Hamas has some interesting political ideas; it appears that it is only a bad thing to kill Palestinians and shell refugee camps when Jews do it. When anti-Sunni Arab dictators shell peaceful Palestinians, that is perfectly OK.
The breathtaking cynicism of the leadership of this terrorist organization is rarely so openly on display, but when the economic and personal interests of its leaders are involved, Hamas will support Butcher Assad as he wallows in Palestinian blood.
It is now clear which side of the Syrian revolution Hamas wants to win. Despite attacks on Palestinians in the coastal city of Latakia (where over 5,000 Palestinians fled the Palestinian refugee camp of al-Rami after it came under fire from Syrian gunboats) and arrests and intimidation of Palestinians in the Yarmouk neighborhood of Damascus, home to many Palestinians who were marching in support of the Palestinians fleeing Latakia, Hamas has firmly placed itself in Assad’s camp.

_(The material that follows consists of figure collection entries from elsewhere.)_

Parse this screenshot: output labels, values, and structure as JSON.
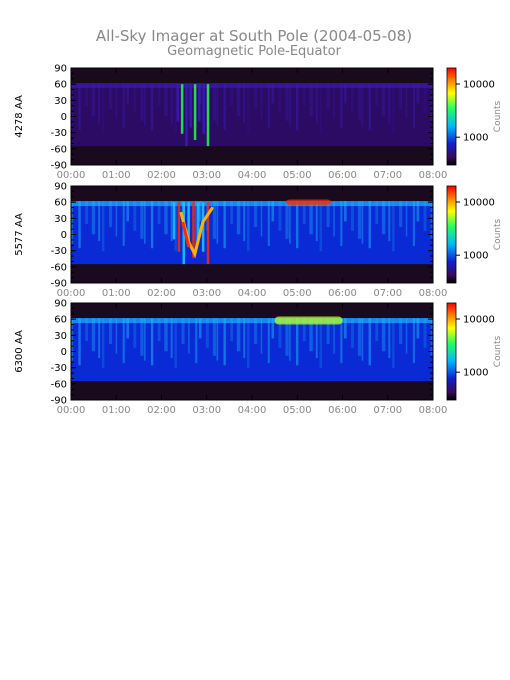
{
  "title": "All-Sky Imager at South Pole (2004-05-08)",
  "subtitle": "Geomagnetic Pole-Equator",
  "chart_data": [
    {
      "type": "heatmap",
      "ylabel": "4278 AA",
      "x_ticks": [
        "00:00",
        "01:00",
        "02:00",
        "03:00",
        "04:00",
        "05:00",
        "06:00",
        "07:00",
        "08:00"
      ],
      "xlim": [
        "00:00",
        "08:00"
      ],
      "y_ticks": [
        90,
        60,
        30,
        0,
        -30,
        -60,
        -90
      ],
      "ylim": [
        -90,
        90
      ],
      "colorbar": {
        "label": "Counts",
        "ticks": [
          10000,
          1000
        ],
        "scale": "log"
      },
      "colors": {
        "low": "#2b0b64",
        "mid": "#3a1db8",
        "high": "#22ff44"
      },
      "features": [
        {
          "x": [
            "02:20",
            "03:00"
          ],
          "y": [
            -55,
            60
          ],
          "desc": "bright vertical streaks"
        }
      ]
    },
    {
      "type": "heatmap",
      "ylabel": "5577 AA",
      "x_ticks": [
        "00:00",
        "01:00",
        "02:00",
        "03:00",
        "04:00",
        "05:00",
        "06:00",
        "07:00",
        "08:00"
      ],
      "xlim": [
        "00:00",
        "08:00"
      ],
      "y_ticks": [
        90,
        60,
        30,
        0,
        -30,
        -60,
        -90
      ],
      "ylim": [
        -90,
        90
      ],
      "colorbar": {
        "label": "Counts",
        "ticks": [
          10000,
          1000
        ],
        "scale": "log"
      },
      "colors": {
        "low": "#0a2ad6",
        "mid": "#1ec8ff",
        "high": "#ff2a00"
      },
      "features": [
        {
          "x": [
            "02:15",
            "03:00"
          ],
          "y": [
            -55,
            60
          ],
          "desc": "intense auroral arc (red/yellow)"
        },
        {
          "x": [
            "04:45",
            "05:45"
          ],
          "y": [
            55,
            65
          ],
          "desc": "green band near pole"
        }
      ]
    },
    {
      "type": "heatmap",
      "ylabel": "6300 AA",
      "x_ticks": [
        "00:00",
        "01:00",
        "02:00",
        "03:00",
        "04:00",
        "05:00",
        "06:00",
        "07:00",
        "08:00"
      ],
      "xlim": [
        "00:00",
        "08:00"
      ],
      "y_ticks": [
        90,
        60,
        30,
        0,
        -30,
        -60,
        -90
      ],
      "ylim": [
        -90,
        90
      ],
      "colorbar": {
        "label": "Counts",
        "ticks": [
          10000,
          1000
        ],
        "scale": "log"
      },
      "colors": {
        "low": "#0a2ad6",
        "mid": "#1ec8ff",
        "high": "#b8ff20"
      },
      "features": [
        {
          "x": [
            "04:30",
            "06:00"
          ],
          "y": [
            50,
            65
          ],
          "desc": "yellow-green polar band"
        }
      ]
    }
  ]
}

The official response to Syrian attacks on Palestinians? Silence and a crackdown on any anti-Assad, pro-Palestinian protests in Gaza. As the conservative Israeli newspaper Jerusalem Post reports:
A Gaza youth organization tried to stage an anti-Assad rally on Tuesday evening, but plain-clothed Hamas security police showed up ahead of time and ordered journalists away. They briefly detained a handful of youths who tried to protest.

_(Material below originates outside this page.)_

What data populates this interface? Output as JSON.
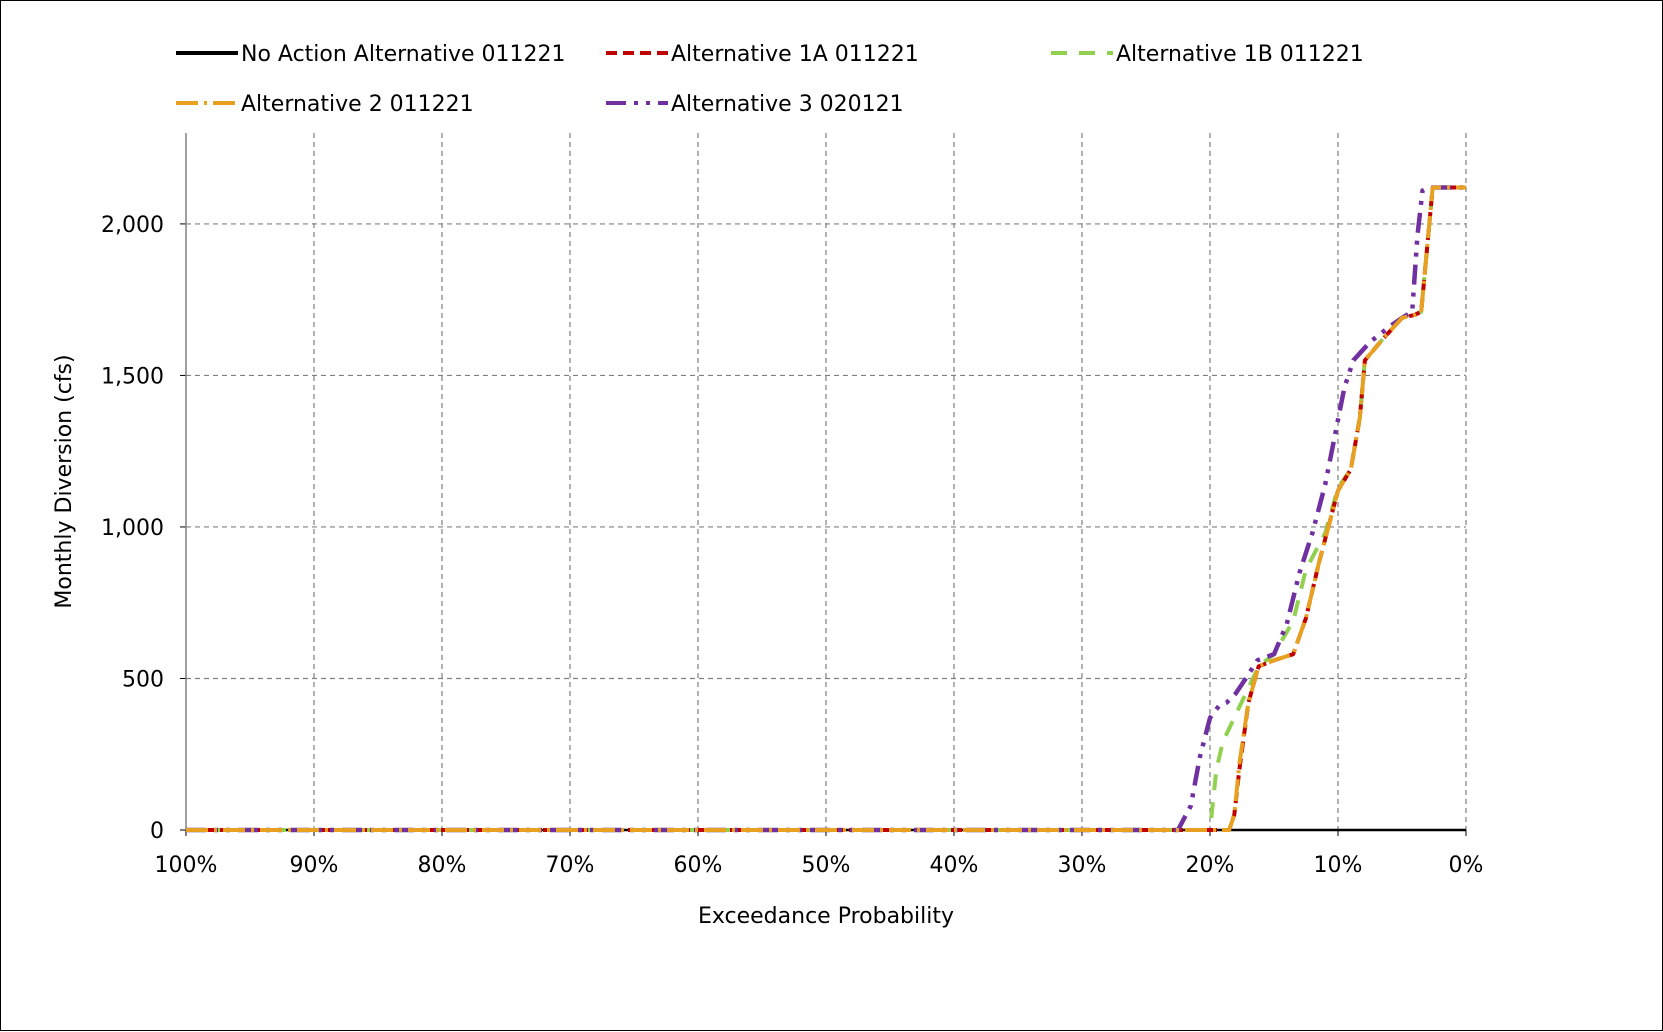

Notice the different way the PLO leadership reacted: Yasser Abed Rabbo, the PLO secretary general, told Reuters yesterday:
The shelling is taking place using gunships and tanks on houses built from tin, on people who have no place to run to or even a shelter to hide in…This is a crime against humanity.

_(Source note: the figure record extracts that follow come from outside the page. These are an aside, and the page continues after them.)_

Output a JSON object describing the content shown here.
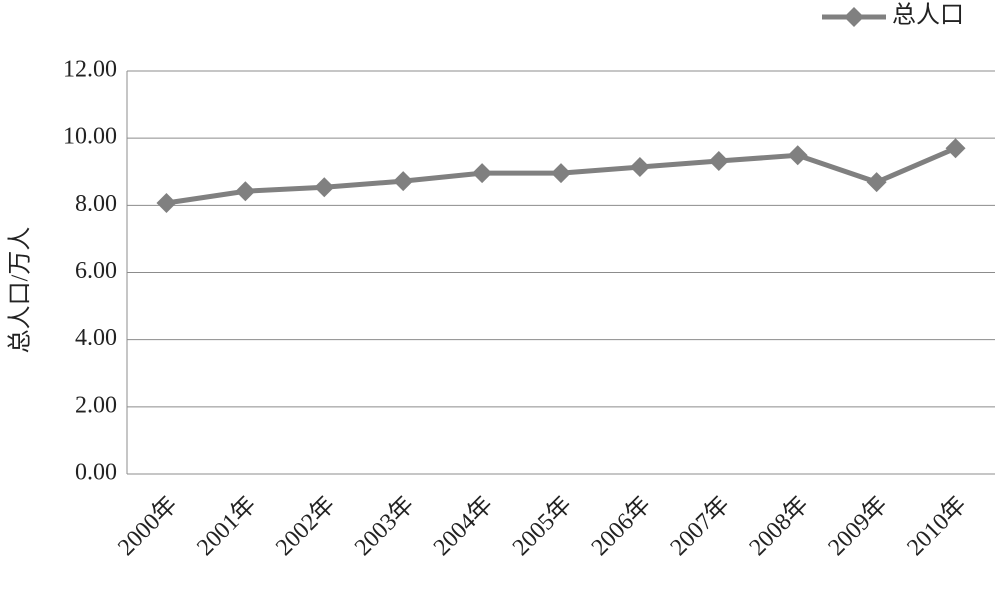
{
  "chart_data": {
    "type": "line",
    "ylabel": "总人口/万人",
    "categories": [
      "2000年",
      "2001年",
      "2002年",
      "2003年",
      "2004年",
      "2005年",
      "2006年",
      "2007年",
      "2008年",
      "2009年",
      "2010年"
    ],
    "series": [
      {
        "name": "总人口",
        "color": "#808080",
        "values": [
          8.07,
          8.42,
          8.54,
          8.72,
          8.96,
          8.96,
          9.14,
          9.32,
          9.49,
          8.69,
          9.7
        ]
      }
    ],
    "ylim": [
      0,
      12
    ],
    "yticks": [
      {
        "value": 0,
        "label": "0.00"
      },
      {
        "value": 2,
        "label": "2.00"
      },
      {
        "value": 4,
        "label": "4.00"
      },
      {
        "value": 6,
        "label": "6.00"
      },
      {
        "value": 8,
        "label": "8.00"
      },
      {
        "value": 10,
        "label": "10.00"
      },
      {
        "value": 12,
        "label": "12.00"
      }
    ],
    "grid": true,
    "legend": "top-right"
  }
}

Not to be unduly cynical, but Fatah sees (correctly) that Hamas’ squalid policy of collaboration gives Fatah the chance to peel away more Hamas followers in the ongoing bitter struggle between the rival Palestinian movements. Fatah on its part said next to nothing as Egypt enforced a blockade of Hamas-controlled Gaza.
Political forces naturally compete, but Palestinian factions, which generally depend on foreign funders to provide the money for the salaries which keep their followers sweet, have historically been more fractious and less manageable than most. Bitter internal feuds among the Palestinians and the ease with which outsiders can influence Palestinian leadership are among the great weaknesses of the Palestinian project. That doesn’t, sadly, seem likely to change.